No results were found.

marking as fixed for now. Feel free to reopen when this can be reproduced with a latest build

Comment 42

[Scoobidiver (away)]

It is still there: #73 top crasher in 4.0b8pre for the last week.

http://crash-stats.mozilla.com/report/list?product=Firefox&query_search=signature&query_type=exact&query=&range_value=4&range_unit=weeks&hang_type=any&process_type=any&plugin_field=&plugin_query_type=&plugin_query=&do_query=1&admin=&signature=mozilla%3A%3AFrameLayerBuilder%3A%3ADrawThebesLayer%28mozilla%3A%3Alayers%3A%3AThebesLayer*%2C%20gfxContext*%2C%20nsIntRegion%20const%26%2C%20nsIntRegion%20const%26%2C%20void*%29

Comment 43

[Robert O'Callahan (:roc) (email my personal email if necessary)]

OK but that won't block.

Comment 44

[Scoobidiver (away)]

It happens also in Fennec 4.0b3 and is #38 top crasher.

More reports at:
http://crash-stats.mozilla.com/report/list?range_value=4&range_unit=weeks&signature=mozilla%3A%3AFrameLayerBuilder%3A%3ADrawThebesLayer

Comment 45

[Robert Kaiser]

Still happens even on trunk, I guess that status whiteboard is bogus now.

Comment 46

[Sheila Mooney]

Not a new signature.
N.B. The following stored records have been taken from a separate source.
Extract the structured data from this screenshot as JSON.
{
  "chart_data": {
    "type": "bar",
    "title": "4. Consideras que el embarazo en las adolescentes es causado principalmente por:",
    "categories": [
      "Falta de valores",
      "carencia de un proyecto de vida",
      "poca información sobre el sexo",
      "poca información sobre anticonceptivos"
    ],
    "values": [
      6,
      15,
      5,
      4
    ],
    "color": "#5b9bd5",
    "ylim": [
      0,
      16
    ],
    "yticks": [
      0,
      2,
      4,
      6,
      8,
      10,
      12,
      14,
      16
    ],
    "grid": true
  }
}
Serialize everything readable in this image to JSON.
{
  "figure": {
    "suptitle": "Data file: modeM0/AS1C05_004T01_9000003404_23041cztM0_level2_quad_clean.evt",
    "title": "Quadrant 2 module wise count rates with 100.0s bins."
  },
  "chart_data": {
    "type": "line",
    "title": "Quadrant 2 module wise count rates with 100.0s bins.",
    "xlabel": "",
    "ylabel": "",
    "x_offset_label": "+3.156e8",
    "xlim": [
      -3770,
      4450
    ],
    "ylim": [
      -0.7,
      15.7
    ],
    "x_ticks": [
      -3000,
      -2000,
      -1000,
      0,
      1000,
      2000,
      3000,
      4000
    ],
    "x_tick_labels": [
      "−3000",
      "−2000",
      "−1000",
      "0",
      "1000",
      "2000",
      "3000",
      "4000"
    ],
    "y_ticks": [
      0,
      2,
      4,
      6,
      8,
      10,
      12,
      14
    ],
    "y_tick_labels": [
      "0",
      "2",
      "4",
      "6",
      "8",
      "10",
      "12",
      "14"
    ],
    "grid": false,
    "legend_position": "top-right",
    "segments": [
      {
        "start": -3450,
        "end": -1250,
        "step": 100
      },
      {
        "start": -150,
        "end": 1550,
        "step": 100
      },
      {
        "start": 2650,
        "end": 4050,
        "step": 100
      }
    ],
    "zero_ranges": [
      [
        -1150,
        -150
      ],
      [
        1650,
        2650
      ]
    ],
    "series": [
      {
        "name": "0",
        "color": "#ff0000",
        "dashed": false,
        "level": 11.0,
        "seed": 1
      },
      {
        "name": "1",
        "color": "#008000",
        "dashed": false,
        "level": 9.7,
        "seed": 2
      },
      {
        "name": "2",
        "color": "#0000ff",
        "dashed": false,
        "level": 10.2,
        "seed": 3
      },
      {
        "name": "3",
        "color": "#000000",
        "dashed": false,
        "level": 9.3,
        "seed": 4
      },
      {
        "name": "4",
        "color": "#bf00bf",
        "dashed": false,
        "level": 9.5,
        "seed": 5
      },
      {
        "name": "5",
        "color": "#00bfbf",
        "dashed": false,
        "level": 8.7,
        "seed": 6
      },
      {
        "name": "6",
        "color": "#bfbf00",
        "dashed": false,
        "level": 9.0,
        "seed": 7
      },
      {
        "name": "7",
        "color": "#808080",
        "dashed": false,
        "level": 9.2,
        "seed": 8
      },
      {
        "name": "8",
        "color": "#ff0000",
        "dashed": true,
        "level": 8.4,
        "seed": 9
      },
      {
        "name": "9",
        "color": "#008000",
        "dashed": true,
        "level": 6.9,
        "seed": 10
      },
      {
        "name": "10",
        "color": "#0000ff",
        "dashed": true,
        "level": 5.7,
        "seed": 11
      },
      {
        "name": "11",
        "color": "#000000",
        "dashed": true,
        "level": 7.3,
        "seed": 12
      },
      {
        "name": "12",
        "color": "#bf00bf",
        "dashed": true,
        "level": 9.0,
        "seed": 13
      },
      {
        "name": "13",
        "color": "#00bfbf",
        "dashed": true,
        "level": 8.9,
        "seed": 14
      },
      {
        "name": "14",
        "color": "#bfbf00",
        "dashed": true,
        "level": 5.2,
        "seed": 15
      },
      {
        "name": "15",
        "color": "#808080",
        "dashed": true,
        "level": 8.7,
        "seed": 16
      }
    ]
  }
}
Most of the ones on the trunk yesterday seem to be tagged as dups.

Comment 47

[Sheila Mooney]

This is still a valid bug. We have 1387 of these on Firefox 8.0. It's not a top crash anymore at #164 but still probably should be looked at. Removing the top crash keyword. I am also going to remove the status whiteboard.

Comment 48

[Mats Palmgren (inactive)]

DrawThebesLayer changed name to DrawPaintedLayer
https://bugzilla.mozilla.org/attachment.cgi?id=8495457&action=diff#a/embedding/browser/nsWebBrowser.cpp_sec2

It still crash in low volume: 28 reports in the past 7 days.

Comment 49

[Andrei Purice]

Hey Marcia,
Can you still reproduce this issue?

Comment 50

[Ryan VanderMeulen [:RyanVM]]

Looks like it's still lingering around with low volume, but certainly not a critical severity issue.

Comment 51

[BugBot [:suhaib / :marco/ :calixte]]

Closing because no crashes reported for 12 weeks.